Une prestation très vitaminée, ouvrant une nouvelle aventure, basée sur des extraits des fameuses « Illuminations » d’Arthur Rimbaud. Mêler ainsi littérature poétique hors norme et musique que nous avions trouvée des plus audacieuse, quel ambitieux programme !

Tout au long du concert furent ainsi repris des poèmes d’Arthur Rimbaud, le groupe en arc de cercle, avec à chaque thème une projection d’images magnifiques en fond de scène que l’on doit à Sarah Bouillaud. Elles sont assez surréalistes, mais les poèmes du grand auteur ne le sont-ils pas un peu ? Fort heureusement ses textes sont reproduits dans un riche livret, assortis des visuels qui avaient été projetés. Des notes à la magie mobile, permettant de suivre à la lettre les paroles chantées.
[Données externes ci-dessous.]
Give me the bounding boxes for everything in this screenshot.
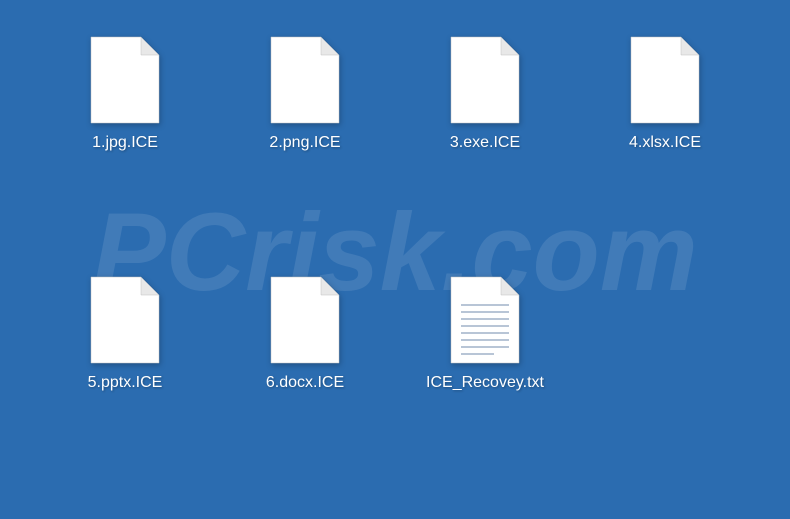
- file-label: ICE_Recovey.txt: [426, 373, 544, 394]
- blank-file-icon: [449, 35, 521, 125]
- file-item[interactable]: 1.jpg.ICE: [40, 30, 210, 250]
- file-label: 6.docx.ICE: [266, 373, 344, 394]
- file-item[interactable]: 2.png.ICE: [220, 30, 390, 250]
- file-item[interactable]: ICE_Recovey.txt: [400, 270, 570, 490]
- file-item[interactable]: 4.xlsx.ICE: [580, 30, 750, 250]
- blank-file-icon: [89, 275, 161, 365]
- file-label: 3.exe.ICE: [450, 133, 520, 154]
- blank-file-icon: [269, 35, 341, 125]
- file-label: 4.xlsx.ICE: [629, 133, 701, 154]
- text-file-icon: [449, 275, 521, 365]
- blank-file-icon: [269, 275, 341, 365]
- file-item[interactable]: 6.docx.ICE: [220, 270, 390, 490]
- file-label: 5.pptx.ICE: [88, 373, 163, 394]
- file-label: 2.png.ICE: [269, 133, 340, 154]
- file-item[interactable]: 3.exe.ICE: [400, 30, 570, 250]
- desktop-area: PCrisk.com 1.jpg.ICE 2.png.ICE 3.exe.ICE: [0, 0, 790, 519]
- blank-file-icon: [629, 35, 701, 125]
- blank-file-icon: [89, 35, 161, 125]
- file-item[interactable]: 5.pptx.ICE: [40, 270, 210, 490]
- file-label: 1.jpg.ICE: [92, 133, 158, 154]
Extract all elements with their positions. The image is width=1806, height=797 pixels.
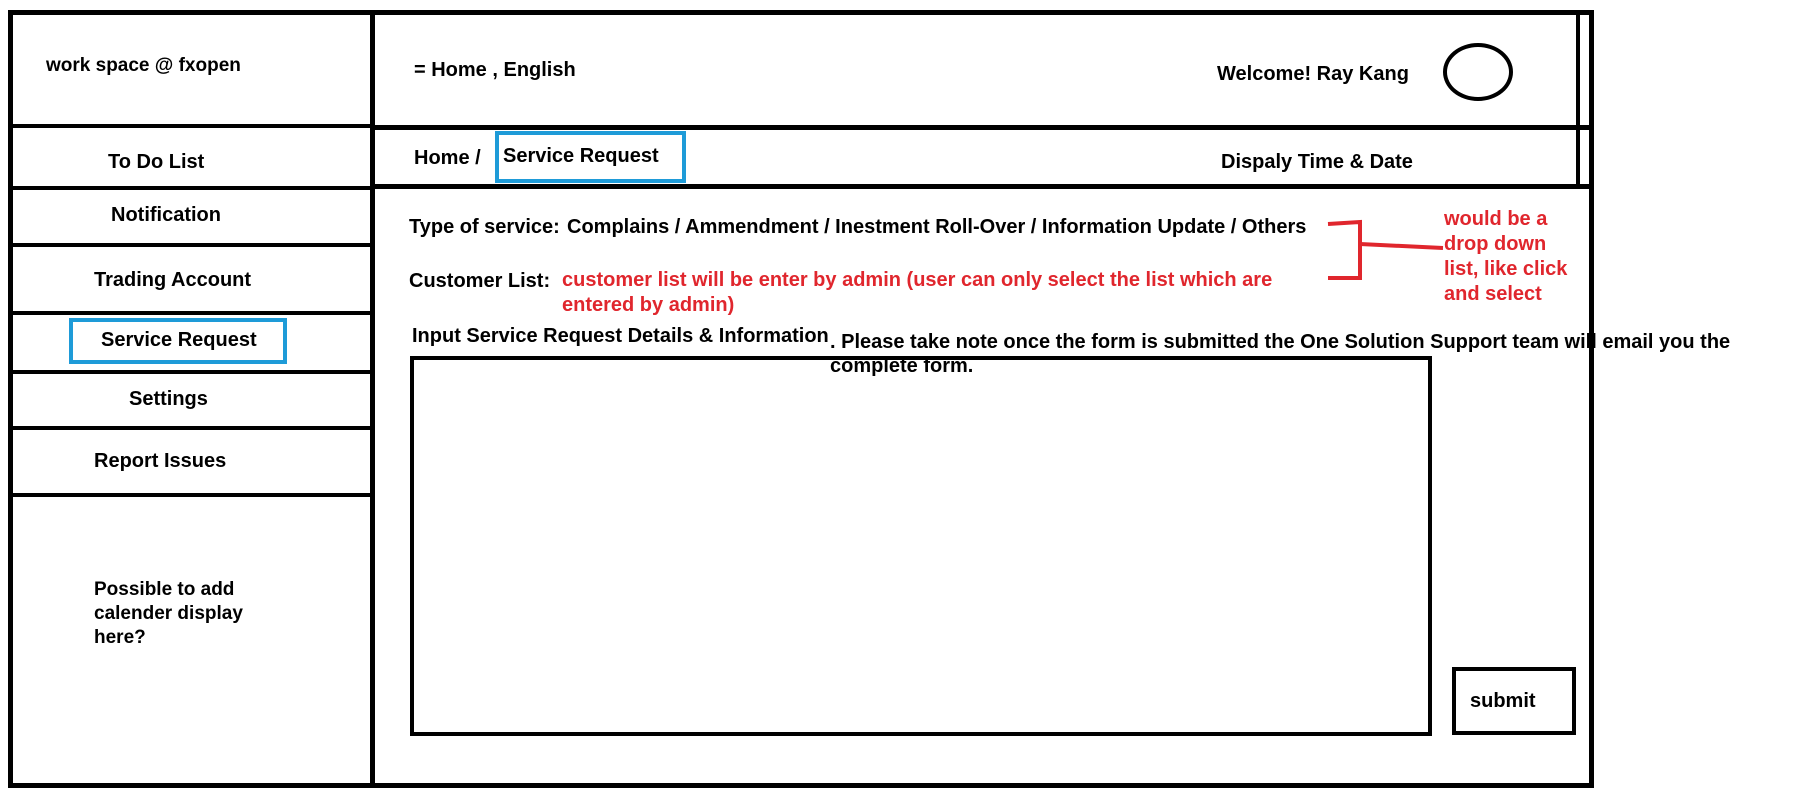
sidebar-item-notification[interactable]: Notification [111, 204, 221, 227]
customer-list-note[interactable]: customer list will be enter by admin (us… [562, 268, 1282, 318]
header-divider [372, 125, 1592, 130]
top-nav-home-language[interactable]: = Home , English [414, 59, 576, 82]
datetime-display: Dispaly Time & Date [1221, 151, 1413, 173]
sidebar-sep [12, 186, 372, 190]
sidebar-sep [12, 243, 372, 247]
sidebar-item-settings[interactable]: Settings [129, 388, 208, 411]
submit-button[interactable]: submit [1452, 667, 1576, 735]
breadcrumb-current: Service Request [503, 145, 659, 167]
sidebar-sep [12, 311, 372, 315]
header-right-edge [1576, 12, 1580, 187]
annotation-bracket-icon [1327, 219, 1444, 280]
customer-list-label: Customer List: [409, 270, 551, 292]
service-type-label: Type of service: [409, 216, 560, 238]
sidebar-sep [12, 493, 372, 497]
details-textarea[interactable] [410, 356, 1432, 736]
sidebar-sep [12, 426, 372, 430]
app-brand: work space @ fxopen [46, 55, 241, 76]
dropdown-annotation: would be a drop down list, like click an… [1444, 208, 1568, 305]
avatar[interactable] [1443, 43, 1513, 101]
welcome-text: Welcome! Ray Kang [1217, 63, 1409, 85]
breadcrumb-divider [372, 184, 1592, 189]
sidebar-sep [12, 370, 372, 374]
sidebar-item-service-request[interactable]: Service Request [101, 329, 257, 352]
sidebar-item-trading-account[interactable]: Trading Account [94, 269, 251, 292]
breadcrumb-home[interactable]: Home / [414, 147, 481, 170]
sidebar-item-todo[interactable]: To Do List [108, 151, 204, 174]
details-label: Input Service Request Details & Informat… [412, 325, 829, 347]
sidebar-item-report-issues[interactable]: Report Issues [94, 450, 226, 473]
service-type-dropdown[interactable]: Complains / Ammendment / Inestment Roll-… [567, 216, 1306, 239]
calendar-placeholder-note: Possible to add calender display here? [94, 579, 243, 648]
sidebar-sep [12, 124, 372, 128]
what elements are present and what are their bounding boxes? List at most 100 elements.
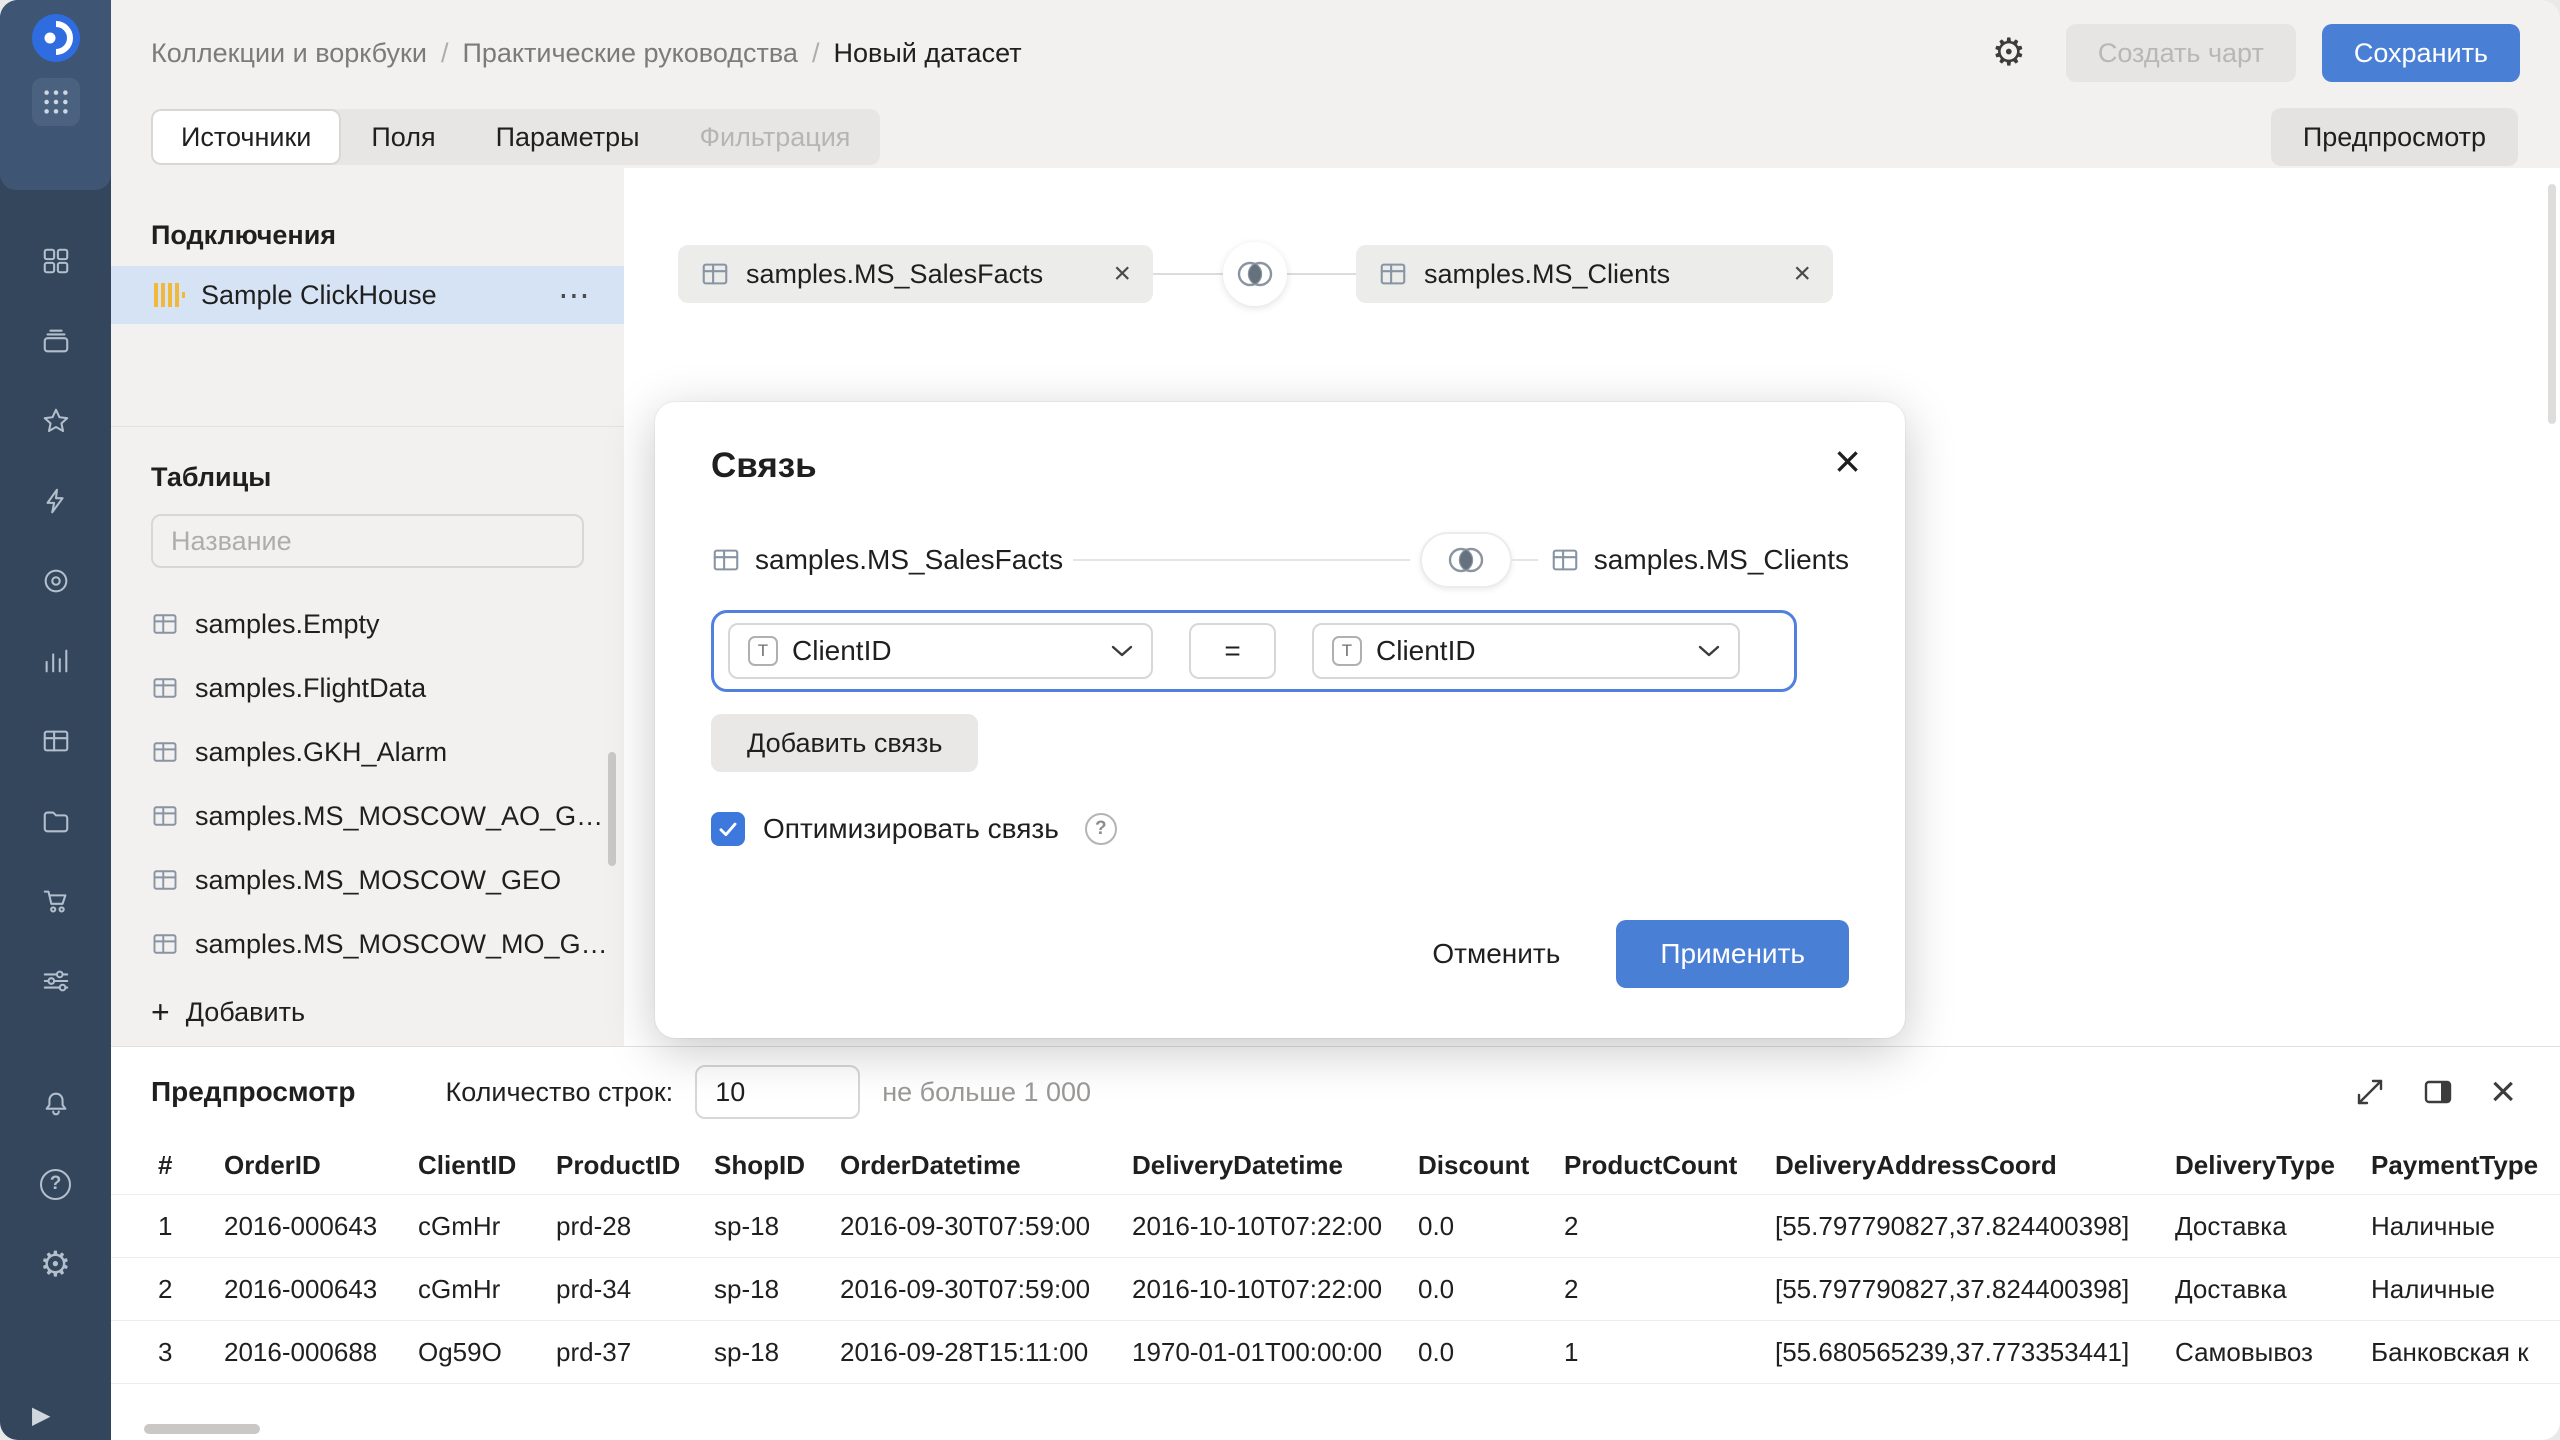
connection-item-sample-clickhouse[interactable]: Sample ClickHouse ⋯ bbox=[111, 266, 624, 324]
preview-table: #OrderIDClientIDProductIDShopIDOrderDate… bbox=[111, 1137, 2560, 1384]
table-list-item[interactable]: samples.GKH_Alarm bbox=[111, 720, 624, 784]
table-list-item[interactable]: samples.MS_MOSCOW_GEO bbox=[111, 848, 624, 912]
tab-filtering: Фильтрация bbox=[670, 109, 881, 165]
preview-column-header: Discount bbox=[1418, 1150, 1564, 1181]
preview-cell: Наличные bbox=[2371, 1211, 2560, 1242]
table-chip-clients[interactable]: samples.MS_Clients × bbox=[1356, 245, 1833, 303]
chart-bars-icon[interactable] bbox=[38, 643, 74, 679]
close-icon[interactable]: × bbox=[1113, 259, 1131, 289]
settings-gear-icon[interactable]: ⚙ bbox=[38, 1246, 74, 1282]
target-icon[interactable] bbox=[38, 563, 74, 599]
tab-sources[interactable]: Источники bbox=[151, 109, 341, 165]
connection-name: Sample ClickHouse bbox=[201, 280, 558, 311]
chevron-down-icon bbox=[1111, 645, 1133, 657]
help-icon[interactable]: ? bbox=[38, 1166, 74, 1202]
join-type-icon[interactable] bbox=[1420, 532, 1512, 588]
rail-nav bbox=[0, 243, 111, 999]
right-field-value: ClientID bbox=[1376, 635, 1476, 667]
folder-icon[interactable] bbox=[38, 803, 74, 839]
horizontal-scrollbar[interactable] bbox=[144, 1424, 260, 1434]
tab-fields[interactable]: Поля bbox=[341, 109, 465, 165]
preview-column-header: DeliveryAddressCoord bbox=[1775, 1150, 2175, 1181]
dataset-settings-gear-icon[interactable]: ⚙ bbox=[1992, 34, 2026, 72]
star-icon[interactable] bbox=[38, 403, 74, 439]
table-icon bbox=[151, 802, 179, 830]
preview-cell: sp-18 bbox=[714, 1274, 840, 1305]
preview-cell: sp-18 bbox=[714, 1211, 840, 1242]
preview-cell: cGmHr bbox=[418, 1274, 556, 1305]
modal-left-table: samples.MS_SalesFacts bbox=[711, 544, 1063, 576]
field-type-icon: T bbox=[1332, 636, 1362, 666]
preview-cell: [55.797790827,37.824400398] bbox=[1775, 1211, 2175, 1242]
preview-cell: Наличные bbox=[2371, 1274, 2560, 1305]
add-table-button[interactable]: + Добавить bbox=[151, 996, 305, 1028]
bell-icon[interactable] bbox=[38, 1086, 74, 1122]
modal-left-table-label: samples.MS_SalesFacts bbox=[755, 544, 1063, 576]
preview-title: Предпросмотр bbox=[151, 1076, 355, 1108]
topbar: Коллекции и воркбуки / Практические руко… bbox=[111, 0, 2560, 106]
preview-cell: 2016-09-30T07:59:00 bbox=[840, 1211, 1132, 1242]
preview-header: Предпросмотр Количество строк: не больше… bbox=[111, 1047, 2560, 1137]
preview-toggle-button[interactable]: Предпросмотр bbox=[2271, 108, 2518, 166]
operator-select[interactable]: = bbox=[1189, 623, 1276, 679]
table-item-label: samples.GKH_Alarm bbox=[195, 737, 447, 768]
table-icon bbox=[151, 866, 179, 894]
relation-condition-row: T ClientID = T ClientID bbox=[711, 610, 1797, 692]
left-rail: ? ⚙ ▶ bbox=[0, 0, 111, 1440]
breadcrumb-separator: / bbox=[812, 38, 820, 69]
table-icon bbox=[151, 610, 179, 638]
plus-icon: + bbox=[151, 996, 170, 1028]
collapse-play-icon[interactable]: ▶ bbox=[32, 1401, 50, 1430]
expand-icon[interactable] bbox=[2354, 1076, 2386, 1108]
table-list-item[interactable]: samples.FlightData bbox=[111, 656, 624, 720]
optimize-checkbox[interactable] bbox=[711, 812, 745, 846]
side-panel-icon[interactable] bbox=[2422, 1076, 2454, 1108]
canvas-scrollbar[interactable] bbox=[2548, 184, 2556, 424]
connection-menu-icon[interactable]: ⋯ bbox=[558, 279, 590, 311]
cart-icon[interactable] bbox=[38, 883, 74, 919]
bolt-icon[interactable] bbox=[38, 483, 74, 519]
relation-modal: Связь × samples.MS_SalesFacts samples.MS… bbox=[655, 402, 1905, 1038]
collections-icon[interactable] bbox=[38, 323, 74, 359]
preview-cell: 1970-01-01T00:00:00 bbox=[1132, 1337, 1418, 1368]
preview-cell: Банковская к bbox=[2371, 1337, 2560, 1368]
help-icon[interactable]: ? bbox=[1085, 813, 1117, 845]
tables-list: samples.Empty samples.FlightData samples… bbox=[111, 592, 624, 976]
table-chip-salesfacts[interactable]: samples.MS_SalesFacts × bbox=[678, 245, 1153, 303]
panel-scrollbar[interactable] bbox=[608, 752, 616, 866]
cancel-button[interactable]: Отменить bbox=[1406, 920, 1586, 988]
tables-search-input[interactable] bbox=[151, 514, 584, 568]
join-type-icon[interactable] bbox=[1223, 242, 1287, 306]
table-list-item[interactable]: samples.MS_MOSCOW_MO_G… bbox=[111, 912, 624, 976]
preview-cell: sp-18 bbox=[714, 1337, 840, 1368]
add-link-button[interactable]: Добавить связь bbox=[711, 714, 978, 772]
connections-title: Подключения bbox=[151, 220, 336, 251]
preview-cell: prd-34 bbox=[556, 1274, 714, 1305]
widgets-icon[interactable] bbox=[38, 243, 74, 279]
preview-column-header: ProductCount bbox=[1564, 1150, 1775, 1181]
table-list-item[interactable]: samples.MS_MOSCOW_AO_G… bbox=[111, 784, 624, 848]
breadcrumb-workbook[interactable]: Практические руководства bbox=[462, 38, 797, 69]
preview-row: 22016-000643cGmHrprd-34sp-182016-09-30T0… bbox=[111, 1258, 2560, 1321]
table-item-label: samples.MS_MOSCOW_GEO bbox=[195, 865, 561, 896]
right-field-select[interactable]: T ClientID bbox=[1312, 623, 1740, 679]
breadcrumb-collections[interactable]: Коллекции и воркбуки bbox=[151, 38, 427, 69]
rows-count-input[interactable] bbox=[695, 1065, 860, 1119]
table-grid-icon[interactable] bbox=[38, 723, 74, 759]
close-icon[interactable]: × bbox=[1793, 259, 1811, 289]
close-preview-icon[interactable]: × bbox=[2490, 1074, 2516, 1109]
table-icon bbox=[711, 545, 741, 575]
optimize-label: Оптимизировать связь bbox=[763, 813, 1059, 845]
save-button[interactable]: Сохранить bbox=[2322, 24, 2520, 82]
preview-cell: prd-37 bbox=[556, 1337, 714, 1368]
left-field-select[interactable]: T ClientID bbox=[728, 623, 1153, 679]
apply-button[interactable]: Применить bbox=[1616, 920, 1849, 988]
modal-connector-line bbox=[1512, 559, 1538, 561]
table-list-item[interactable]: samples.Empty bbox=[111, 592, 624, 656]
apps-grid-icon[interactable] bbox=[32, 78, 80, 126]
preview-actions: × bbox=[2354, 1074, 2516, 1109]
close-icon[interactable]: × bbox=[1834, 438, 1861, 484]
sliders-icon[interactable] bbox=[38, 963, 74, 999]
datalens-logo[interactable] bbox=[30, 12, 82, 64]
tab-parameters[interactable]: Параметры bbox=[466, 109, 670, 165]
Nous nous apercevons rapidement qu’au fil des morceaux, il ne nous sera pas trop possible de nous endormir car la musique de ces enfants-là est tatouée de leur goût pour le rock, le jazz, le contemporain et quelques autres fiévreuses influences, ce qui alimente un groove mutant irrésistible, dont l’énergie multipiste aux arrêtes incisives déflore l’idée reçue chambriste, historiquement attachée à un quatuor à cordes, même augmenté. Pas de batterie ou de contrebasse donc, peu importe, les nuances boisées flamboient, de hauteurs urbaines en quiétudes champêtres. Bien que nuancé, le rythme est omniprésent, d’un souffle direct voire un tantinet insolent par moment, comme le fut celui des mots de Rimbaud, qui se mit un temps à dos la bonne société.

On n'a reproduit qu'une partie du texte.